Re-emergence of Zika virus in Africa: circulation of the Asian lineage Zika virus in Angola
Angola and Cape Verde have recently reported both the presence of Zika virus and a near-simultaneous increase in the number of cases of microcephaly detected nationally. Genetic data from these events are limited to a single, short sequence from a neonate with microcephaly born in Portugal to a resident of Angola (Sassetti et al. 2018: https://www.ncbi.nlm.nih.gov/pubmed/30053235). Due to the very short subgenomic region sequenced (193 bp), analysis of this fragment from the NS5 gene can only deliver an incomplete picture of the ZIKV diversity circulating in Angola (Thézé et al., 2018: https://www.ncbi.nlm.nih.gov/pubmed/29805095). Moreover, the lack of complete genome sequences from Africa makes it impossible to fully understand the re-emergence and extent of ZIKV spread within the continent.
We have previously established successful protocols for amplifying ZIKV genomes using an overlapping PCR amplicon scheme and for sequencing ZIKV amplicons on the Nanopore MinION (Quick et al, 2017: https://www.ncbi.nlm.nih.gov/pmc/articles/PMC5902022/). For two weeks in the summer of 2018, a team of researchers from the UK, Brazil and Angola congregated at the Instituto Nacional de Investigação em Saúde (INIS), Ministry of Health, in Luanda, the capital city of Angola, and worked together to sequence ZIKV positive samples from Angola. The team was able to successfully sequence two samples in Luanda that had been previously identified as positive for ZIKV during routine surveillance activities conducted at the INIS. Subsequently, we successfully recovered a third ZIKV genome at the Instituto Nacional de Saúde Doutor Ricardo Jorge (Portuguese Ministry of Health), from a newborn with microcephaly whose mother was infected in Angola. This case has been previously reported alongside 193bp of sequence data (Sassetti et al. 2018), but through additional sequencing we were able to successfully recover the majority (82%) of the genome. A summary of the epidemiological information regarding each sequenced strain, and the proportion of the coding region that was successfully sequenced at a depth of >20 bases, is described below:
- Patient Z3 : Sample was collected on the 23 May 2017 from a female patient residing in the Bengo province. The patient reported no travel in the weeks before onset of symptoms. Sequence coverage was 75%.

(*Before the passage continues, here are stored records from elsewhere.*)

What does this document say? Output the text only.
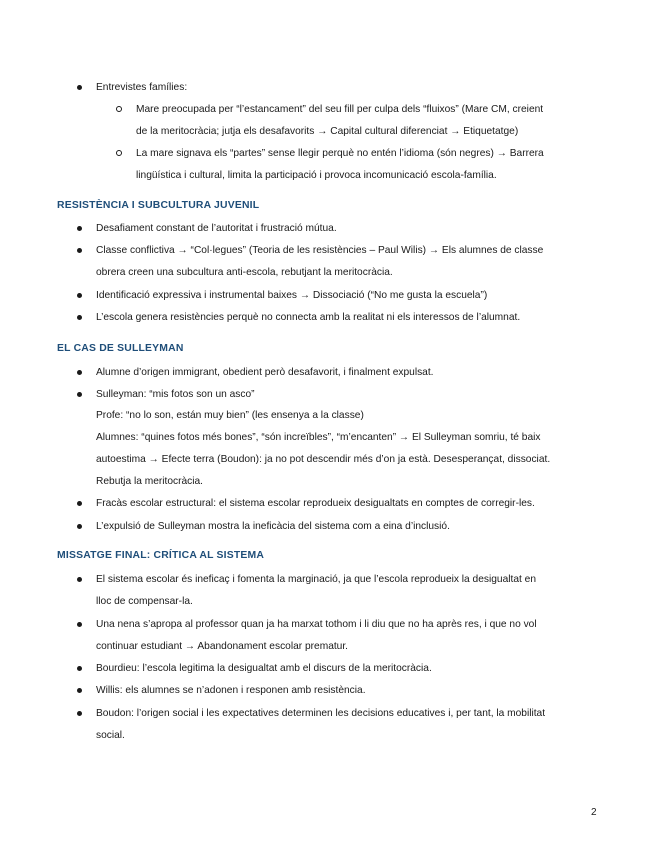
Entrevistes famílies:
Mare preocupada per “l’estancament” del seu fill per culpa dels “fluixos” (Mare CM, creient
de la meritocràcia; jutja els desafavorits → Capital cultural diferenciat → Etiquetatge)
La mare signava els “partes” sense llegir perquè no entén l’idioma (són negres) → Barrera
lingüística i cultural, limita la participació i provoca incomunicació escola-família.
RESISTÈNCIA I SUBCULTURA JUVENIL
Desafiament constant de l’autoritat i frustració mútua.
Classe conflictiva → “Col·legues” (Teoria de les resistències – Paul Wilis) → Els alumnes de classe
obrera creen una subcultura anti-escola, rebutjant la meritocràcia.
Identificació expressiva i instrumental baixes → Dissociació (“No me gusta la escuela”)
L’escola genera resistències perquè no connecta amb la realitat ni els interessos de l’alumnat.
EL CAS DE SULLEYMAN
Alumne d’origen immigrant, obedient però desafavorit, i finalment expulsat.
Sulleyman: “mis fotos son un asco”
Profe: “no lo son, están muy bien” (les ensenya a la classe)
Alumnes: “quines fotos més bones”, “són increïbles”, “m’encanten” → El Sulleyman somriu, té baix
autoestima → Efecte terra (Boudon): ja no pot descendir més d’on ja està. Desesperançat, dissociat.
Rebutja la meritocràcia.
Fracàs escolar estructural: el sistema escolar reprodueix desigualtats en comptes de corregir-les.
L’expulsió de Sulleyman mostra la ineficàcia del sistema com a eina d’inclusió.
MISSATGE FINAL: CRÍTICA AL SISTEMA
El sistema escolar és ineficaç i fomenta la marginació, ja que l’escola reprodueix la desigualtat en
lloc de compensar-la.
Una nena s’apropa al professor quan ja ha marxat tothom i li diu que no ha après res, i que no vol
continuar estudiant → Abandonament escolar prematur.
Bourdieu: l’escola legitima la desigualtat amb el discurs de la meritocràcia.
Willis: els alumnes se n’adonen i responen amb resistència.
Boudon: l’origen social i les expectatives determinen les decisions educatives i, per tant, la mobilitat
social.
2
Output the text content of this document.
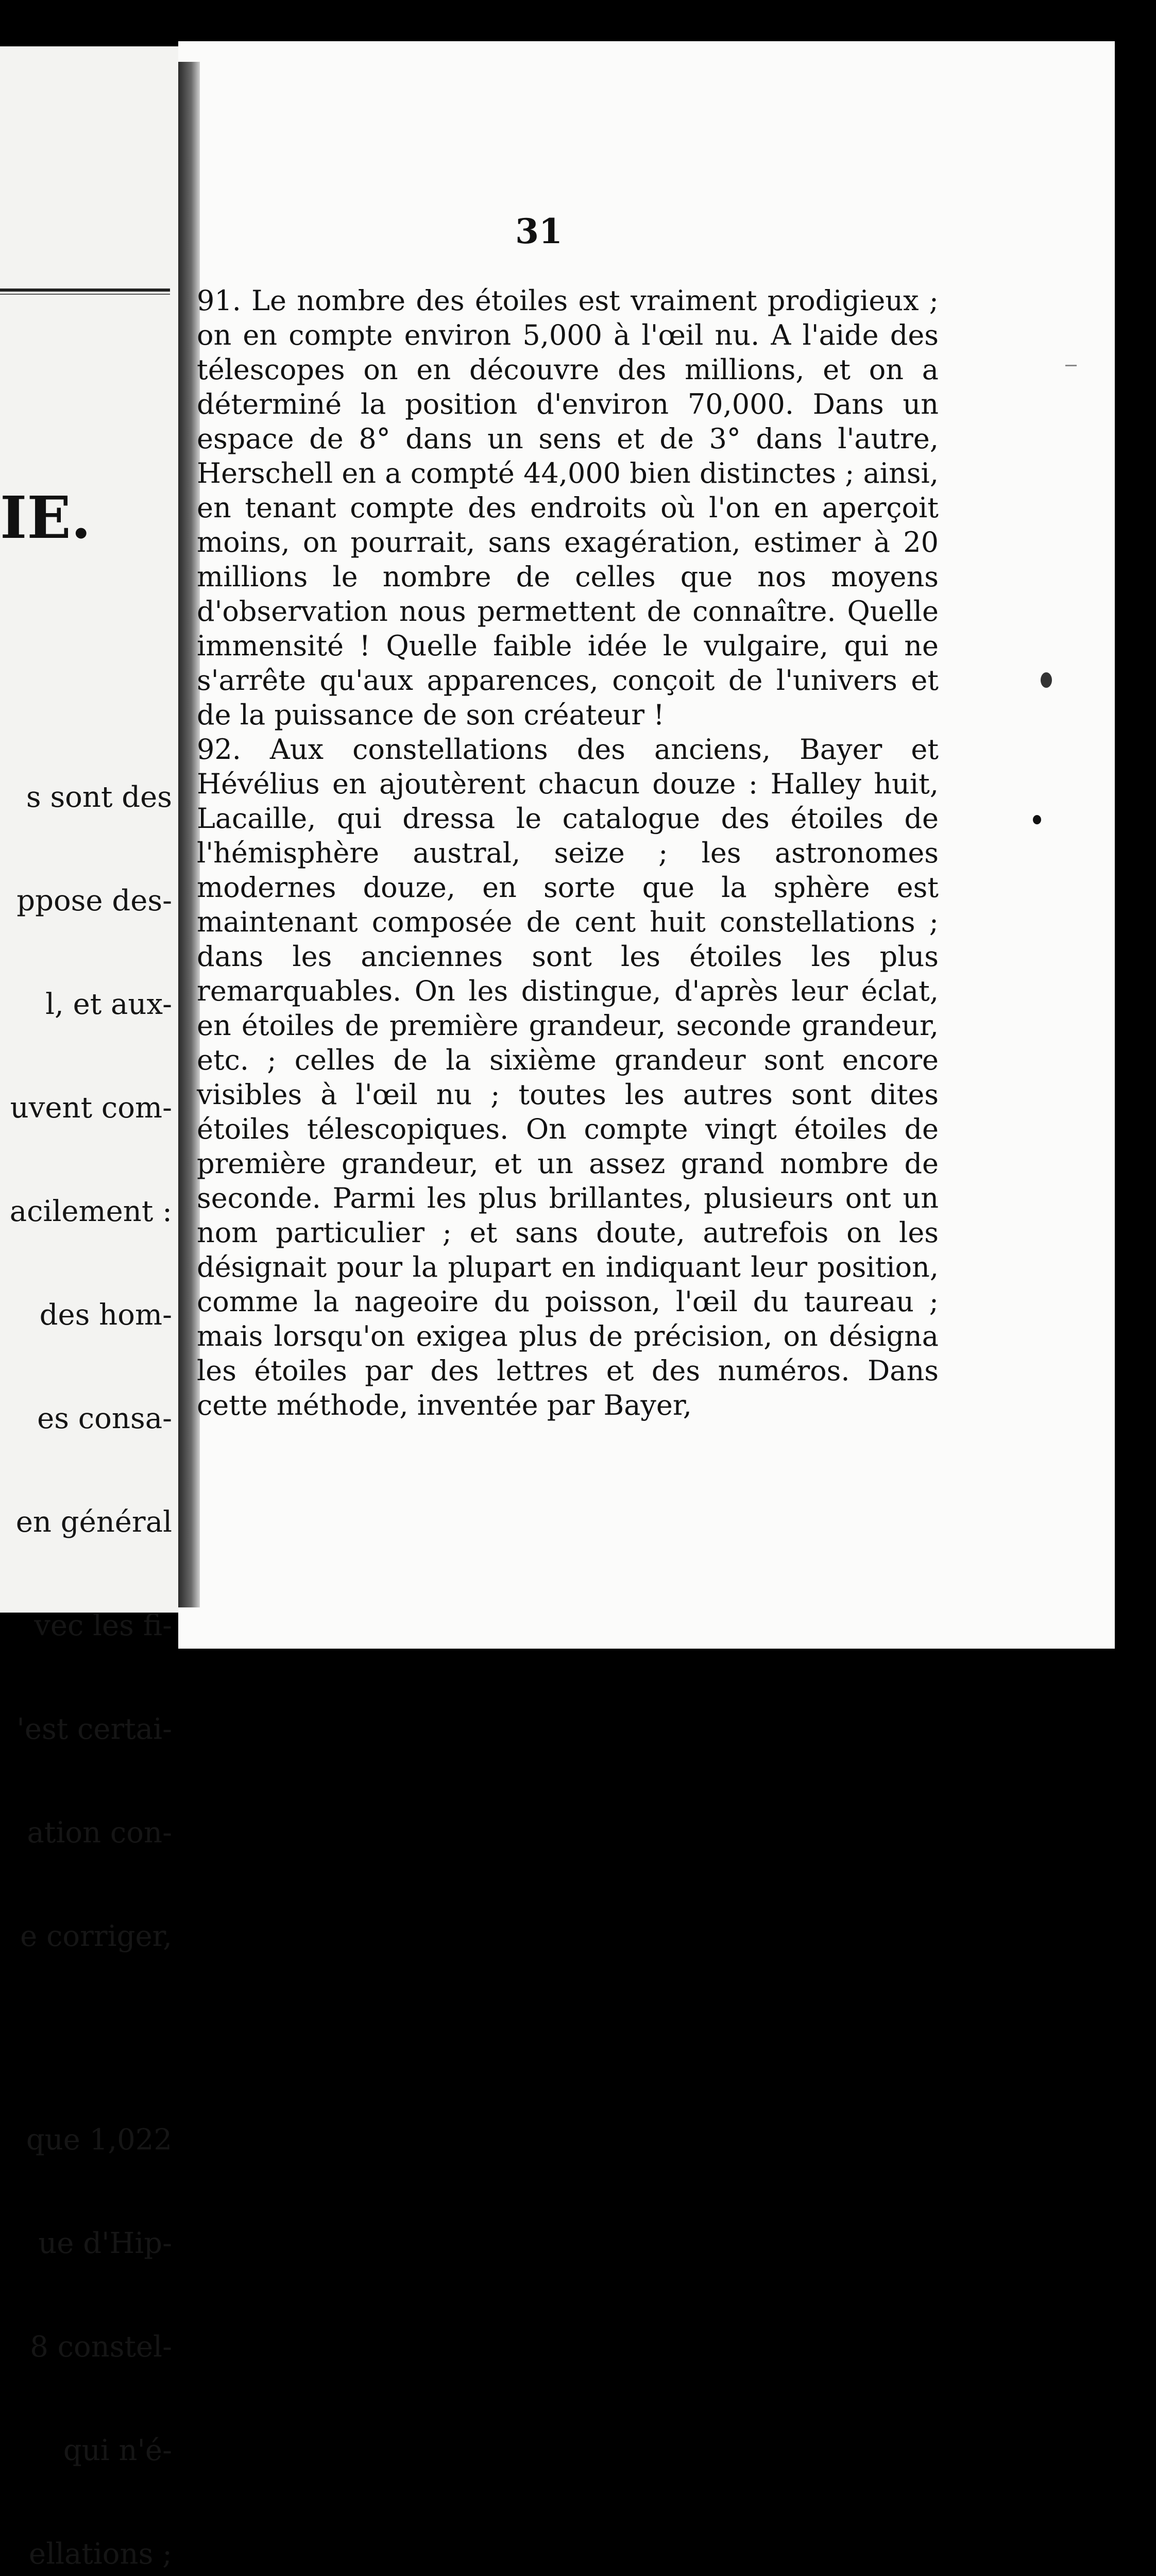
IE.

s sont des

ppose des-

l, et aux-

uvent com-

acilement :

des hom-

es consa-

en général

vec les fi-

'est certai-

ation con-

e corriger,

que 1,022

ue d'Hip-

8 constel-

qui n'é-

ellations ;

31

91. Le nombre des étoiles est vraiment prodigieux ; on en compte environ 5,000 à l'œil nu. A l'aide des télescopes on en découvre des millions, et on a déterminé la position d'environ 70,000. Dans un espace de 8° dans un sens et de 3° dans l'autre, Herschell en a compté 44,000 bien distinctes ; ainsi, en tenant compte des endroits où l'on en aperçoit moins, on pourrait, sans exagération, estimer à 20 millions le nombre de celles que nos moyens d'observation nous permettent de connaître. Quelle immensité ! Quelle faible idée le vulgaire, qui ne s'arrête qu'aux apparences, conçoit de l'univers et de la puissance de son créateur !

92. Aux constellations des anciens, Bayer et Hévélius en ajoutèrent chacun douze : Halley huit, Lacaille, qui dressa le catalogue des étoiles de l'hémisphère austral, seize ; les astronomes modernes douze, en sorte que la sphère est maintenant composée de cent huit constellations ; dans les anciennes sont les étoiles les plus remarquables. On les distingue, d'après leur éclat, en étoiles de première grandeur, seconde grandeur, etc. ; celles de la sixième grandeur sont encore visibles à l'œil nu ; toutes les autres sont dites étoiles télescopiques. On compte vingt étoiles de première grandeur, et un assez grand nombre de seconde. Parmi les plus brillantes, plusieurs ont un nom particulier ; et sans doute, autrefois on les désignait pour la plupart en indiquant leur position, comme la nageoire du poisson, l'œil du taureau ; mais lorsqu'on exigea plus de précision, on désigna les étoiles par des lettres et des numéros. Dans cette méthode, inventée par Bayer,
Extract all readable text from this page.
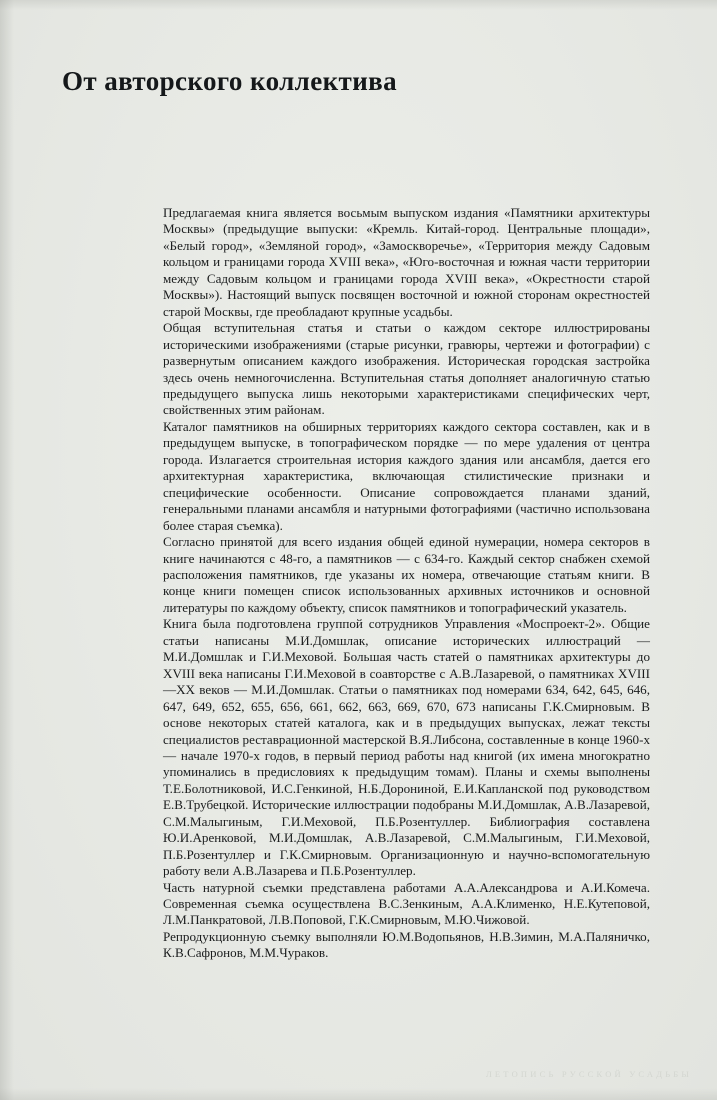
От авторского коллектива

Предлагаемая книга является восьмым выпуском издания «Памятники архитектуры Москвы» (предыдущие выпуски: «Кремль. Китай-город. Центральные площади», «Белый город», «Земляной город», «Замоскворечье», «Территория между Садовым кольцом и границами города XVIII века», «Юго-восточная и южная части территории между Садовым кольцом и границами города XVIII века», «Окрестности старой Москвы»). Настоящий выпуск посвящен восточной и южной сторонам окрестностей старой Москвы, где преобладают крупные усадьбы.

Общая вступительная статья и статьи о каждом секторе иллюстрированы историческими изображениями (старые рисунки, гравюры, чертежи и фотографии) с развернутым описанием каждого изображения. Историческая городская застройка здесь очень немногочисленна. Вступительная статья дополняет аналогичную статью предыдущего выпуска лишь некоторыми характеристиками специфических черт, свойственных этим районам.

Каталог памятников на обширных территориях каждого сектора составлен, как и в предыдущем выпуске, в топографическом порядке — по мере удаления от центра города. Излагается строительная история каждого здания или ансамбля, дается его архитектурная характеристика, включающая стилистические признаки и специфические особенности. Описание сопровождается планами зданий, генеральными планами ансамбля и натурными фотографиями (частично использована более старая съемка).

Согласно принятой для всего издания общей единой нумерации, номера секторов в книге начинаются с 48-го, а памятников — с 634-го. Каждый сектор снабжен схемой расположения памятников, где указаны их номера, отвечающие статьям книги. В конце книги помещен список использованных архивных источников и основной литературы по каждому объекту, список памятников и топографический указатель.

Книга была подготовлена группой сотрудников Управления «Моспроект-2». Общие статьи написаны М.И.Домшлак, описание исторических иллюстраций — М.И.Домшлак и Г.И.Меховой. Большая часть статей о памятниках архитектуры до XVIII века написаны Г.И.Меховой в соавторстве с А.В.Лазаревой, о памятниках XVIII—XX веков — М.И.Домшлак. Статьи о памятниках под номерами 634, 642, 645, 646, 647, 649, 652, 655, 656, 661, 662, 663, 669, 670, 673 написаны Г.К.Смирновым. В основе некоторых статей каталога, как и в предыдущих выпусках, лежат тексты специалистов реставрационной мастерской В.Я.Либсона, составленные в конце 1960-х — начале 1970-х годов, в первый период работы над книгой (их имена многократно упоминались в предисловиях к предыдущим томам). Планы и схемы выполнены Т.Е.Болотниковой, И.С.Генкиной, Н.Б.Дорониной, Е.И.Капланской под руководством Е.В.Трубецкой. Исторические иллюстрации подобраны М.И.Домшлак, А.В.Лазаревой, С.М.Малыгиным, Г.И.Меховой, П.Б.Розентуллер. Библиография составлена Ю.И.Аренковой, М.И.Домшлак, А.В.Лазаревой, С.М.Малыгиным, Г.И.Меховой, П.Б.Розентуллер и Г.К.Смирновым. Организационную и научно-вспомогательную работу вели А.В.Лазарева и П.Б.Розентуллер.

Часть натурной съемки представлена работами А.А.Александрова и А.И.Комеча. Современная съемка осуществлена В.С.Зенкиным, А.А.Клименко, Н.Е.Кутеповой, Л.М.Панкратовой, Л.В.Поповой, Г.К.Смирновым, М.Ю.Чижовой.

Репродукционную съемку выполняли Ю.М.Водопьянов, Н.В.Зимин, М.А.Паляничко, К.В.Сафронов, М.М.Чураков.

ЛЕТОПИСЬ РУССКОЙ УСАДЬБЫ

- Patient P153 : Sample collected in June 2017 from a HIV+ female patient residing in Luanda reported no travel and no symptoms. Sequence coverage was 85%.
- Patient PoHuZV/634959 : sample was recovered from a baby born in November 2017 with microcephaly to a mother that was infected in the first trimester/early second trimester. We refer to Sassetti et al. 2018 for clinical and epidemiological details. Sequence coverage was 82%.
Maximum likelihood and Bayesian phylogenetic analysis of ~400 ZIKV sequences indicate that all three sequenced genomes from Angola belong to the Asian genotype and form a single well-supported monophyletic clade (bootstrap = 100, posterior probability support = 0.93, Figure 1a and b ). Importantly, our analyses indicate that the Angolan ZIKV clade shares a common ancestor with lineages circulating in Brazil, possibly in the southeast region of the country where nearly 3000 microcephaly cases have been reported since 2015 (posterior probability = 0.88). Our genetic data therefore suggest that ZIKV may have been introduced to Angola from Brazil, with possible endemic circulation in Angola prior to the first reports of Zika virus circulation in Dec 2016 (http://www.who.int/emergencies/zika-virus/situation-report/20-january-2017/en/). However, it is also possible that ZIKV was introduced to Angola via an as-yet unsampled location, or location from which identified viruses have not yet been sequenced, such as Capo Verde). The median estimated date for the most recent common ancestor of the Angolan sequences was August 2016 (95% HPD May - November 2016). The median estimated date for the most recent common ancestor linking this clade with non-Angolan sequences was August 2015 (95% HPD December 2014 to December 2015). This suggests that ZIKV may have been first introduced to Angola no earlier than ~August 2015, and no later than ~August 2016.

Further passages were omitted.